Wednesday 6 May 2020

Coping with fear......

It has come to my notice that the font of this blog is quite small. I do not have time to change this at the moment but will do so when time permits. 
Vx

I have tried to write a blog for many weeks but my writing muse seems to have left me and I am left with grumbles and 'are we doing the right thing or not in leaving France' type of thinking, which I would not like to inflict on you because you have troubles of your own. In this blog I have always tried to leave you with a smidgeon of jollity, of hope for the future, of a 'not to worry, everything will come out alright eventually' way of thinking.

Unfortunately all this has deserted me during the last few weeks. Lock down has been a blessing, though, because we have had time to review our need to leave the farm and found it the right way forward for many reasons.
 - the French system, which is so difficult for small farmers, full of legislation and all written in French!
 - the heat.
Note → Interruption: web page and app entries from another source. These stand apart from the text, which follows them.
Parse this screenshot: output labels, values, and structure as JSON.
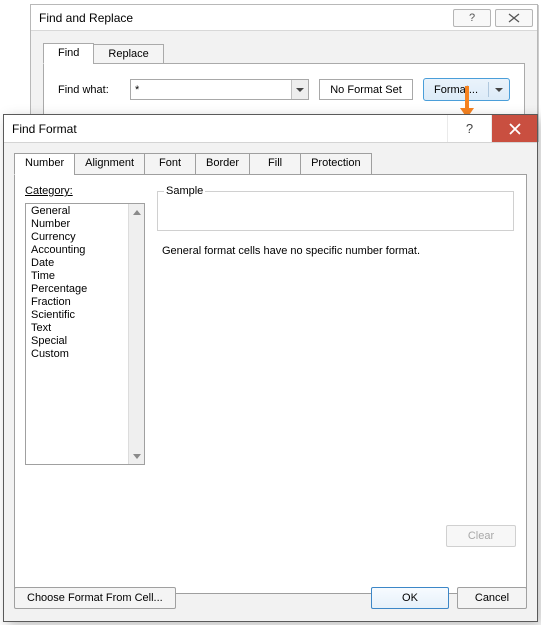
{
  "find_replace": {
    "title": "Find and Replace",
    "tabs": {
      "find": "Find",
      "replace": "Replace"
    },
    "find_what_label": "Find what:",
    "find_what_value": "*",
    "format_state": "No Format Set",
    "format_btn": "Format..."
  },
  "find_format": {
    "title": "Find Format",
    "tabs": {
      "number": "Number",
      "alignment": "Alignment",
      "font": "Font",
      "border": "Border",
      "fill": "Fill",
      "protection": "Protection"
    },
    "category_label": "Category:",
    "categories": [
      "General",
      "Number",
      "Currency",
      "Accounting",
      "Date",
      "Time",
      "Percentage",
      "Fraction",
      "Scientific",
      "Text",
      "Special",
      "Custom"
    ],
    "sample_label": "Sample",
    "description": "General format cells have no specific number format.",
    "clear_btn": "Clear",
    "choose_btn": "Choose Format From Cell...",
    "ok_btn": "OK",
    "cancel_btn": "Cancel"
  }
}
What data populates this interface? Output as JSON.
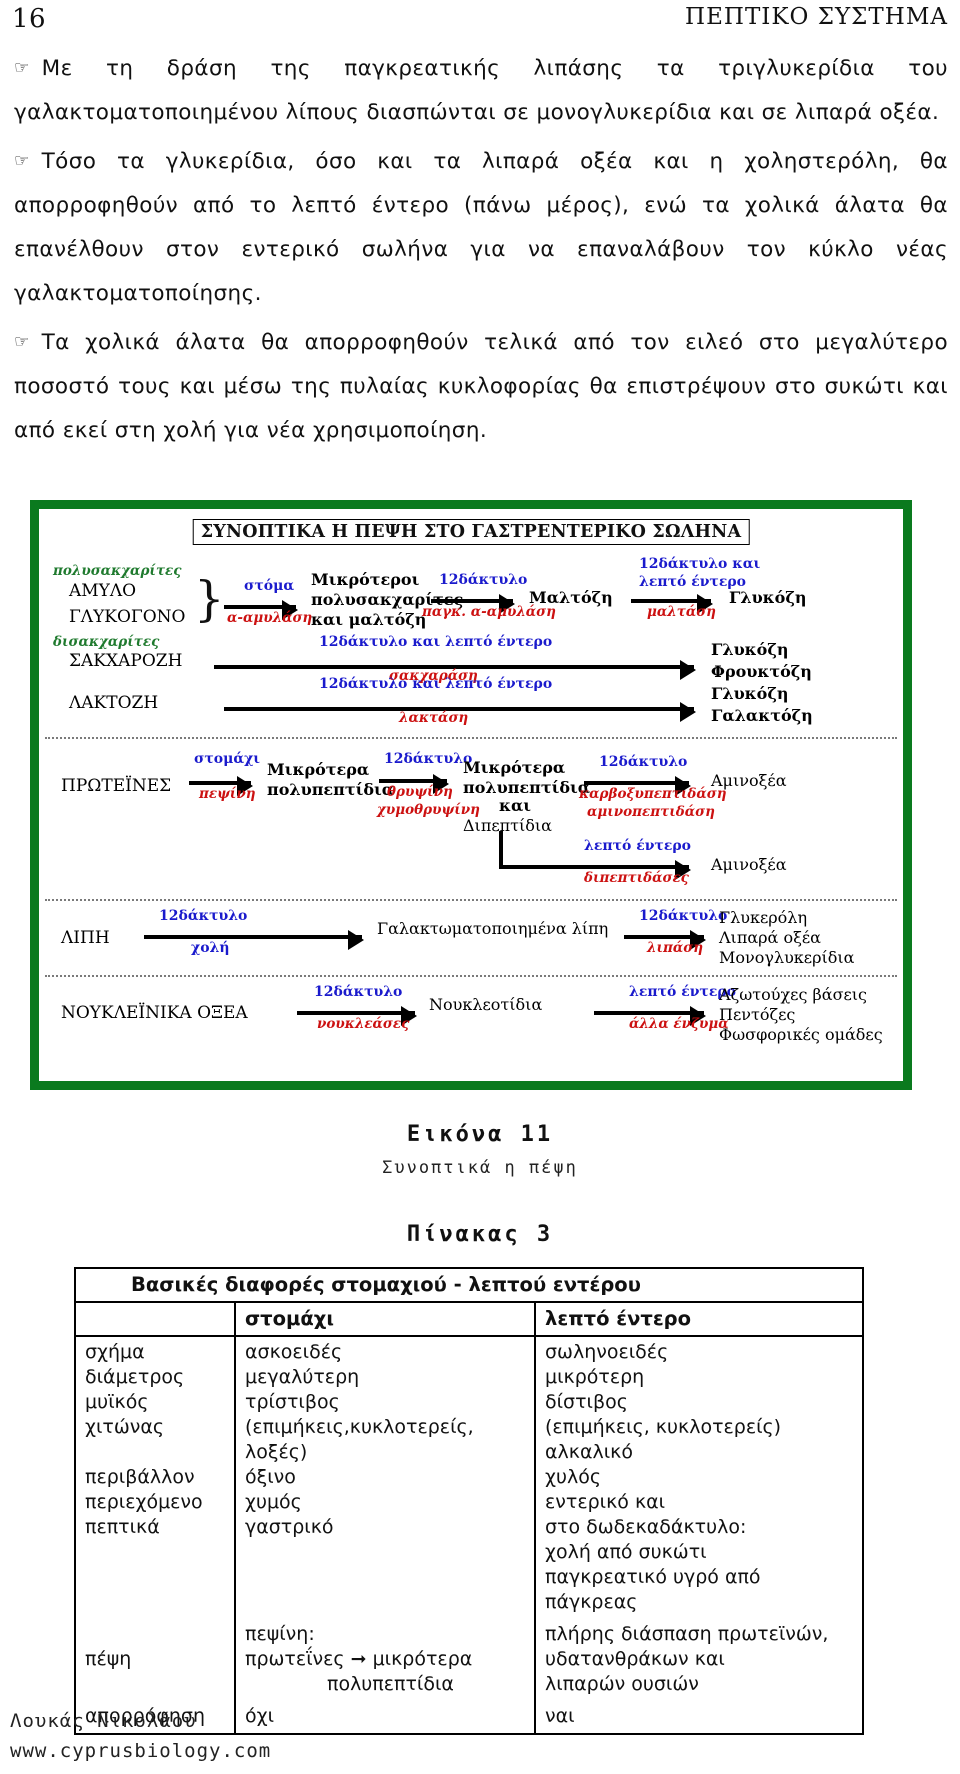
{
  "header": {
    "page_number": "16",
    "running_title": "ΠΕΠΤΙΚΟ ΣΥΣΤΗΜΑ"
  },
  "body": {
    "bullet_glyph": "☞",
    "paragraphs": [
      "Με τη δράση της παγκρεατικής λιπάσης τα τριγλυκερίδια του γαλακτοματοποιημένου λίπους διασπώνται σε μονογλυκερίδια και σε λιπαρά οξέα.",
      "Τόσο τα γλυκερίδια, όσο και τα λιπαρά οξέα και η χοληστερόλη, θα απορροφηθούν από το λεπτό έντερο (πάνω μέρος), ενώ τα χολικά άλατα θα επανέλθουν στον εντερικό σωλήνα για να επαναλάβουν τον κύκλο νέας γαλακτοματοποίησης.",
      "Τα χολικά άλατα θα απορροφηθούν τελικά από τον ειλεό στο μεγαλύτερο ποσοστό τους και μέσω της πυλαίας κυκλοφορίας θα επιστρέψουν στο συκώτι και από εκεί στη χολή για νέα χρησιμοποίηση."
    ]
  },
  "figure": {
    "frame_color": "#0a7a1e",
    "title": "ΣΥΝΟΠΤΙΚΑ Η ΠΕΨΗ ΣΤΟ ΓΑΣΤΡΕΝΤΕΡΙΚΟ ΣΩΛΗΝΑ",
    "colors": {
      "class_label": "#1f7a2e",
      "site_label": "#1a1acc",
      "enzyme_label": "#cc1111",
      "substrate": "#000000"
    },
    "carbohydrates": {
      "class_polysaccharides": "πολυσακχαρίτες",
      "substrate_starch": "ΑΜΥΛΟ",
      "substrate_glycogen": "ΓΛΥΚΟΓΟΝΟ",
      "step1_site": "στόμα",
      "step1_enzyme": "α-αμυλάση",
      "product1_line1": "Μικρότεροι",
      "product1_line2": "πολυσακχαρίτες",
      "product1_line3": "και μαλτόζη",
      "step2_site": "12δάκτυλο",
      "step2_enzyme": "παγκ. α-αμυλάση",
      "product2": "Μαλτόζη",
      "step3_site_line1": "12δάκτυλο και",
      "step3_site_line2": "λεπτό έντερο",
      "step3_enzyme": "μαλτάση",
      "product3": "Γλυκόζη",
      "class_disaccharides": "δισακχαρίτες",
      "substrate_sucrose": "ΣΑΚΧΑΡΟΖΗ",
      "sucrose_site": "12δάκτυλο και λεπτό έντερο",
      "sucrose_enzyme": "σακχαράση",
      "sucrose_product1": "Γλυκόζη",
      "sucrose_product2": "Φρουκτόζη",
      "substrate_lactose": "ΛΑΚΤΟΖΗ",
      "lactose_site": "12δάκτυλο και λεπτό έντερο",
      "lactose_enzyme": "λακτάση",
      "lactose_product1": "Γλυκόζη",
      "lactose_product2": "Γαλακτόζη"
    },
    "proteins": {
      "substrate": "ΠΡΩΤΕΪΝΕΣ",
      "step1_site": "στομάχι",
      "step1_enzyme": "πεψίνη",
      "product1_line1": "Μικρότερα",
      "product1_line2": "πολυπεπτίδια",
      "step2_site": "12δάκτυλο",
      "step2_enzyme_line1": "θρυψίνη",
      "step2_enzyme_line2": "χυμοθρυψίνη",
      "product2_line1": "Μικρότερα",
      "product2_line2": "πολυπεπτίδια",
      "product2_line3": "και",
      "product2_line4": "Διπεπτίδια",
      "step3_site": "12δάκτυλο",
      "step3_enzyme_line1": "καρβοξυπεπτιδάση",
      "step3_enzyme_line2": "αμινοπεπτιδάση",
      "product3": "Αμινοξέα",
      "step4_site": "λεπτό έντερο",
      "step4_enzyme": "διπεπτιδάσες",
      "product4": "Αμινοξέα"
    },
    "lipids": {
      "substrate": "ΛΙΠΗ",
      "step1_site": "12δάκτυλο",
      "step1_enzyme": "χολή",
      "product1": "Γαλακτωματοποιημένα λίπη",
      "step2_site": "12δάκτυλο",
      "step2_enzyme": "λιπάση",
      "product2_line1": "Γλυκερόλη",
      "product2_line2": "Λιπαρά οξέα",
      "product2_line3": "Μονογλυκερίδια"
    },
    "nucleic_acids": {
      "substrate": "ΝΟΥΚΛΕΪΝΙΚΑ ΟΞΕΑ",
      "step1_site": "12δάκτυλο",
      "step1_enzyme": "νουκλεάσες",
      "product1": "Νουκλεοτίδια",
      "step2_site": "λεπτό έντερο",
      "step2_enzyme": "άλλα ένζυμα",
      "product2_line1": "Αζωτούχες βάσεις",
      "product2_line2": "Πεντόζες",
      "product2_line3": "Φωσφορικές ομάδες"
    }
  },
  "figure_caption": {
    "label": "Εικόνα 11",
    "description": "Συνοπτικά η πέψη"
  },
  "table_caption": {
    "label": "Πίνακας 3"
  },
  "table": {
    "title": "Βασικές διαφορές στομαχιού - λεπτού εντέρου",
    "columns": [
      "",
      "στομάχι",
      "λεπτό έντερο"
    ],
    "rows": [
      {
        "attributes": [
          "σχήμα",
          "διάμετρος",
          "μυϊκός χιτώνας",
          "",
          "περιβάλλον",
          "περιεχόμενο",
          "πεπτικά"
        ],
        "stomach": [
          "ασκοειδές",
          "μεγαλύτερη",
          "τρίστιβος",
          "(επιμήκεις,κυκλοτερείς, λοξές)",
          "όξινο",
          "χυμός",
          "γαστρικό"
        ],
        "intestine": [
          "σωληνοειδές",
          "μικρότερη",
          "δίστιβος",
          "(επιμήκεις, κυκλοτερείς)",
          "αλκαλικό",
          "χυλός",
          "εντερικό και",
          "στο δωδεκαδάκτυλο:",
          "χολή από συκώτι",
          "παγκρεατικό υγρό από πάγκρεας"
        ]
      },
      {
        "attribute": "πέψη",
        "stomach_line1": "πεψίνη:",
        "stomach_line2": "πρωτεΐνες ➞ μικρότερα",
        "stomach_line3": "πολυπεπτίδια",
        "intestine_line1": "πλήρης διάσπαση  πρωτεϊνών,",
        "intestine_line2": "υδατανθράκων και",
        "intestine_line3": "λιπαρών ουσιών"
      },
      {
        "attribute": "απορρόφηση",
        "stomach": "όχι",
        "intestine": "ναι"
      }
    ]
  },
  "footer": {
    "author": "Λουκάς Νικολάου",
    "website": "www.cyprusbiology.com"
  }
}
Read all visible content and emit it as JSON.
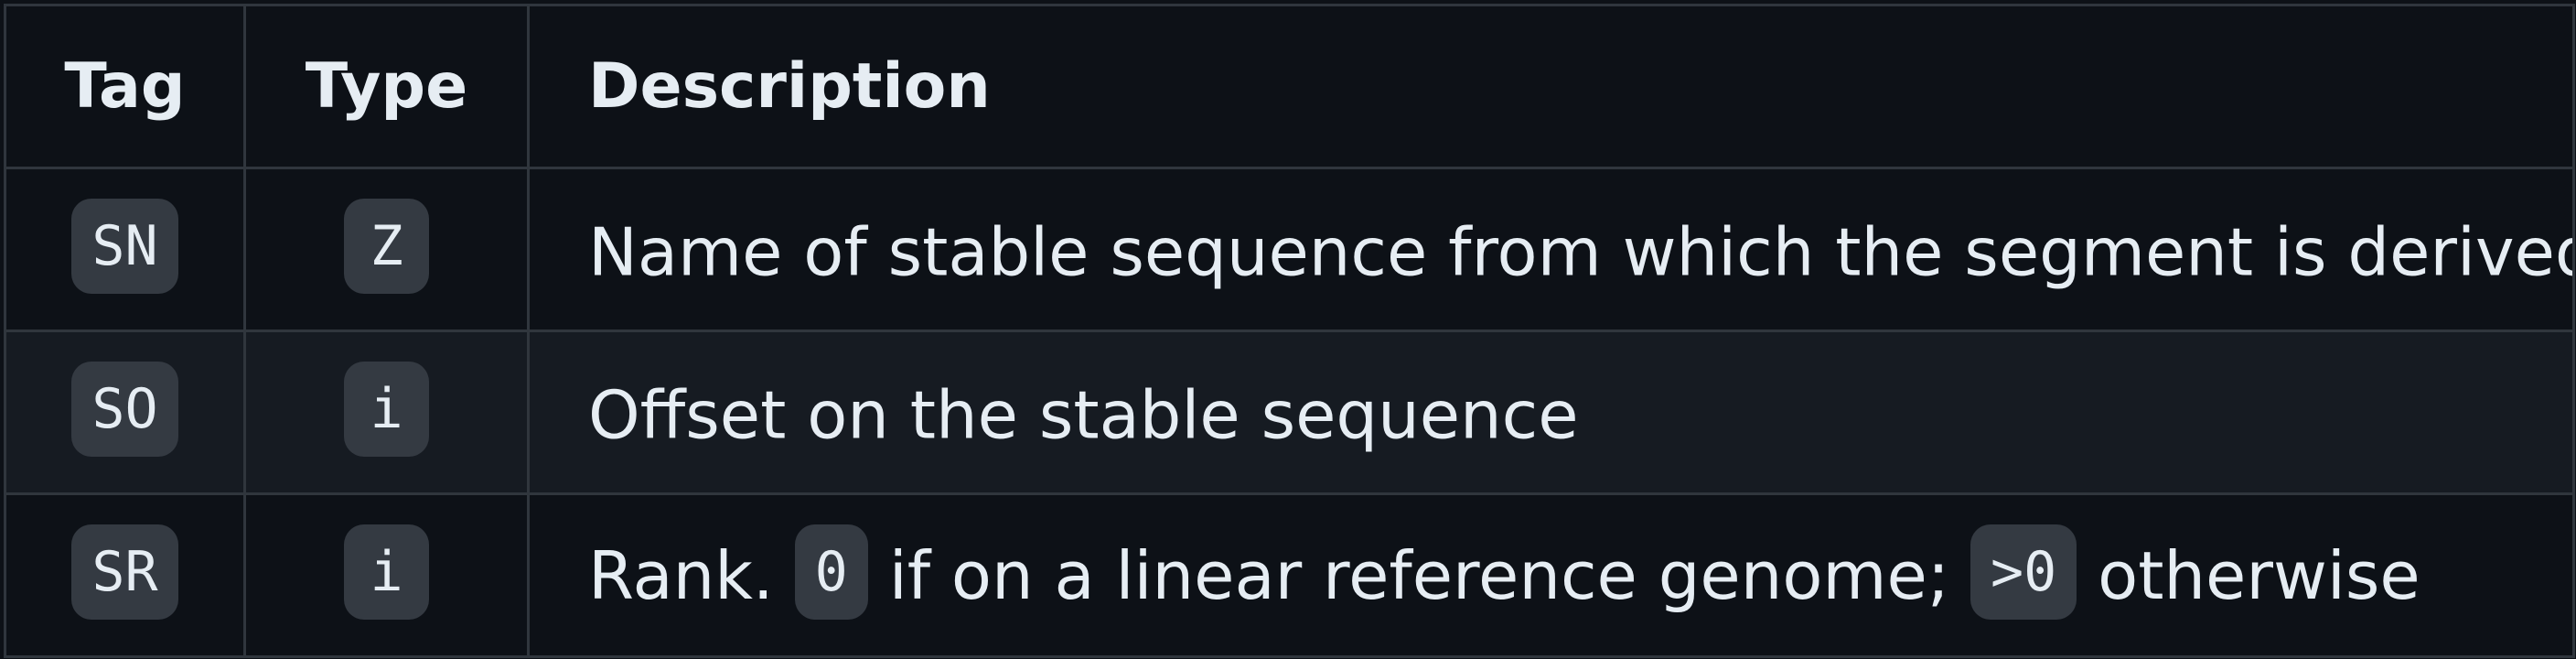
{
  "table": {
    "headers": {
      "tag": "Tag",
      "type": "Type",
      "description": "Description"
    },
    "rows": [
      {
        "tag": "SN",
        "type": "Z",
        "description": "Name of stable sequence from which the segment is derived"
      },
      {
        "tag": "SO",
        "type": "i",
        "description": "Offset on the stable sequence"
      },
      {
        "tag": "SR",
        "type": "i",
        "description_parts": {
          "text1": "Rank.",
          "code1": "0",
          "text2": "if on a linear reference genome;",
          "code2": ">0",
          "text3": "otherwise"
        }
      }
    ]
  },
  "colors": {
    "background": "#0d1117",
    "row_alt": "#161b22",
    "border": "#30363d",
    "code_bg": "#343a42",
    "text": "#e6edf3"
  }
}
It is hot and humid here and my health does not like it. Neither is trying to grow your own veg.
 - we have to support our farming lifestyle by having an income. The French authorities breathe heavily upon us for wanting to do that. I was self employed in England and hoped to carry on doing the same here, but was unable to. My OH therefore had to support us, but then Brexit happened and rules changed. Fortunately he was given an option that if we moved to England again then he could maintain his current position with his employer. He was working online here, which gave him time to work on the farm as well.

Unfortunately the demands of his online work started sweeping aside the time he could spend on the farm. He was successful with his work, (he is a computer boffin!) and as time went on the farm began to suffer.
I, meanwhile, tried to carry on the running of the farm, but I had a problem with my health which came about by having heat stroke and not knowing I had it, culminating in a middle of the night evacuation into the local hospital when all my internal systems failed. Not to worry, I have recovered but not quite, and the vagaries of the SW region of France's fluctuating weather temperatures does not help.

The lock down has served a purpose as it has given us time to think about whether or not we carry on here. I went to the local supermarket a few days ago. It was my third time of going shopping since the lock down. And I found a fear in me about going out, leaving the farm, of going into a situation which may or may not give me the virus. This was not good. The fear was so great that I almost turned back as I waited in the social distancing line to go into the supermarket.

I took hold. I had gave myself a talking to.....it went something like this: If you are going to catch the virus then you will. Or you might not. To live in fear is not a good thing for it will diminish the quality of your life. You have recovered from strokes and heat stroke collapse without any invention from the medical authorities (apart from hospital experiences which were not under my control), by self administering your recovery. I learnt to turn towards the Universe to fix me. Therefore, should the virus come my way then the Universe will fix me again, or else I shall pass over and it would be my time to leave this Earth. I have already had three practice 'passing over's ' and it is wonderful experience to have once you embrace it.

So when I went into the supermarket I smiled at the young man who was gelling my hands and disinfecting the handles of the trolley, and I continued with good humour around the shop. I am not saying that the fear of being out in public had entirely evaporated, but it was much lessened by me taking hold of the fear.

All in all, we need to move, and soon. The contract with my OH's employer will hopefully still be waiting for us in England, but with the economic climate likely going into free fall for a while because of the result of the virus, then he may or may not have a job to go to. Not to worry, as my OH says, we go where the dice will fall.  We shall be out and about in public again. We may or may not get the virus. If we do we do, if we don't then we won't. To be afraid is not an option.

As always, I seem to have thought myself through by writing this blog....... so stay safe but do not let the quality of your life become diminished by fear. Do what you need to do, and live your life.